Supreme Court upholds SEC’s ability to confiscate cash in fraud cases, implements restrictions

The U.S. Supreme Court ruled in an 8-1 decision on Monday that the U.S. Securities and Exchange Commission can confiscate money from companies that have obtained it via fraud.

According to The Hill, however, the court also put some restrictions on the federal agency’s ability to act on this power.

Justices heard a case involving Charles Liu, who was determined by a federal court to have fraudulently enticed investors into sending him $20 million, ostensibly to help fund cancer treatment centers.

“That remedy may have gone by different names”

In reality, evidence shows Liu kept some of the money for his personal use and sent the rest to other fraudulent operations. Following an order that required him and his wife to hand over the $8.2 million they had on hand, Liu challenged the decision.

His argument that the SEC exceeded its authority was rejected by an appeals court and the nation’s highest court backed up that decision this week. Justice Sonia Sotomayor wrote the majority opinion in the case.

She stressed, however, that authorities are not given unlimited power to exercise when it comes to recovering such fraudulently obtained funds.

“Equity courts have routinely deprived wrongdoers of their net profits from unlawful activity, even though that remedy may have gone by different names,” Sotomayor wrote.
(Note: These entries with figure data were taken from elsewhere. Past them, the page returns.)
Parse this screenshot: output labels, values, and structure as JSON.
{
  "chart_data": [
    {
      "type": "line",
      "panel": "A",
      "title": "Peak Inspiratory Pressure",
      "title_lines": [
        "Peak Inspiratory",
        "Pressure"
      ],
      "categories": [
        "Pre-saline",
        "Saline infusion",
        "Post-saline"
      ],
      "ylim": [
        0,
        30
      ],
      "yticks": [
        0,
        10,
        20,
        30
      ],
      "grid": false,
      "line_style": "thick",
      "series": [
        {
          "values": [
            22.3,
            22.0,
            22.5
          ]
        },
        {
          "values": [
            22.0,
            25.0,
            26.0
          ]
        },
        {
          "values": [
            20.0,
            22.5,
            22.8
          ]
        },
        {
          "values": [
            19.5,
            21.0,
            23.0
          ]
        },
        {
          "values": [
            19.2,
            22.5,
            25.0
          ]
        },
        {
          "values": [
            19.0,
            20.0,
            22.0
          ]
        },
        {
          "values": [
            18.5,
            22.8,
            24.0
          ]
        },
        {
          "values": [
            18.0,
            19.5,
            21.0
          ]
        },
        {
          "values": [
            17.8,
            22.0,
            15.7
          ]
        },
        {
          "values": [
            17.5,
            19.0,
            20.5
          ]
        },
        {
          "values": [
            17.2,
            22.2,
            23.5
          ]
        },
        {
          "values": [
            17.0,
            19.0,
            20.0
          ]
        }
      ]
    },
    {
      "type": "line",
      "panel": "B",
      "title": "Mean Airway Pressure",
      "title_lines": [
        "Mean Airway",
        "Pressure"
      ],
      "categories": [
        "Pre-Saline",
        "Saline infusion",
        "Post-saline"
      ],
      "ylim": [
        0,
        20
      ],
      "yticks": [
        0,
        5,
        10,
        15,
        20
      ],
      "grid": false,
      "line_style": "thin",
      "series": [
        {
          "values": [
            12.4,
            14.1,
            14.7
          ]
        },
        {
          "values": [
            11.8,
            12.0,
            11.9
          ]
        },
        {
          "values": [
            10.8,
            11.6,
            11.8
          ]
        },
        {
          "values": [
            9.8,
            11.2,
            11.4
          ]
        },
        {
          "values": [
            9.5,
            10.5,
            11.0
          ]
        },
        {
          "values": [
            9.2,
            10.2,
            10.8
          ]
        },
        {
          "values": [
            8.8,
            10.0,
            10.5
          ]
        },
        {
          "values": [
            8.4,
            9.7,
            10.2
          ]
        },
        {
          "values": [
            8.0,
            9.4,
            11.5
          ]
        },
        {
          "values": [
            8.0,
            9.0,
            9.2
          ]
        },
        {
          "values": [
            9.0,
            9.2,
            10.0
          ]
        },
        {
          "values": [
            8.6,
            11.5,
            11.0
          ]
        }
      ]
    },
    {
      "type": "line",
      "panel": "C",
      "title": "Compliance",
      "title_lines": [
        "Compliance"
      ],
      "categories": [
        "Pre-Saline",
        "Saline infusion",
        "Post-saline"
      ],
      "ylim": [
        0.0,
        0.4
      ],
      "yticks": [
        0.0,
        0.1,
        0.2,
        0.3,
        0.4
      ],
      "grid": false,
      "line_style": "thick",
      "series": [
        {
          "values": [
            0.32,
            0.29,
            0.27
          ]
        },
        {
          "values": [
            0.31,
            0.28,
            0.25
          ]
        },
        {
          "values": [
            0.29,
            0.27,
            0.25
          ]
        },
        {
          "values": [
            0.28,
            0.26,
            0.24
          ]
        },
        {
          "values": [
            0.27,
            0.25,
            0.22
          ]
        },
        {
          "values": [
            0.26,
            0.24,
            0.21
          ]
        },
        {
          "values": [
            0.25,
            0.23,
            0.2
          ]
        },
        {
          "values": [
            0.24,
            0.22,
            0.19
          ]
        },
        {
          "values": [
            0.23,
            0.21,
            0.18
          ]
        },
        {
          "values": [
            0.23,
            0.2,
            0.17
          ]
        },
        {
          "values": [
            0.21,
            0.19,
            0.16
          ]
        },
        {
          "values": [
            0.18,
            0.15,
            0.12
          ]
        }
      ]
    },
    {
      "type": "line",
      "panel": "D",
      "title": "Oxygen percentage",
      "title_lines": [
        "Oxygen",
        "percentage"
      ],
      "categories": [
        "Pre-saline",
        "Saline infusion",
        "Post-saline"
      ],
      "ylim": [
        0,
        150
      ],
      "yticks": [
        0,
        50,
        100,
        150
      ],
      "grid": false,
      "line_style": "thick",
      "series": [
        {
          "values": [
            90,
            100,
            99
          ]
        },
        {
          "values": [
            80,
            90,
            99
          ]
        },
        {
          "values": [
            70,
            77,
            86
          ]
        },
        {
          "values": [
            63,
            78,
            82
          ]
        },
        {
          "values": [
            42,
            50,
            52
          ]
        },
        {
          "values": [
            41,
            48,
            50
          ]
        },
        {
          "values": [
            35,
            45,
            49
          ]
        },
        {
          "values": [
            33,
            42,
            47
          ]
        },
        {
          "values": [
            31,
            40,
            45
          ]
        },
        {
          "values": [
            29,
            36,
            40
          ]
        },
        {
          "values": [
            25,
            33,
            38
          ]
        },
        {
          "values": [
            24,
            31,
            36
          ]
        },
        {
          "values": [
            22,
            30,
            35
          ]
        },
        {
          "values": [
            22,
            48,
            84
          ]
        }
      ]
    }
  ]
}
In an analysis published on SCOTUS Blog, Columbia law professor Ronald Mann wrote that Sotomayor “flatly rejects the practice (followed by the lower court here ) of ordering disgorgement of all revenues.”

“Shotgun blasts into the face”

The justice “acknowledges the possibility that ‘personal services’ expenses should be disallowed as ‘inequitable’ in a case in which defendants operated an ‘entirely fraudulent scheme,'” Mann added.

Justice Clarence Thomas was the lone member of the court to dissent from the majority opinion, contending in his decision that the government has no right to any of the money that Liu obtained illegally.

The issue of Supreme Court appointments has been at the forefront in recent days as President Donald Trump reacted to a pair of decisions he described as “shotgun blasts into the face of people that are proud to call themselves Republicans or Conservatives.”

This case proves, however, that there are still some issues on which experts on both sides of the ideological spectrum can agree.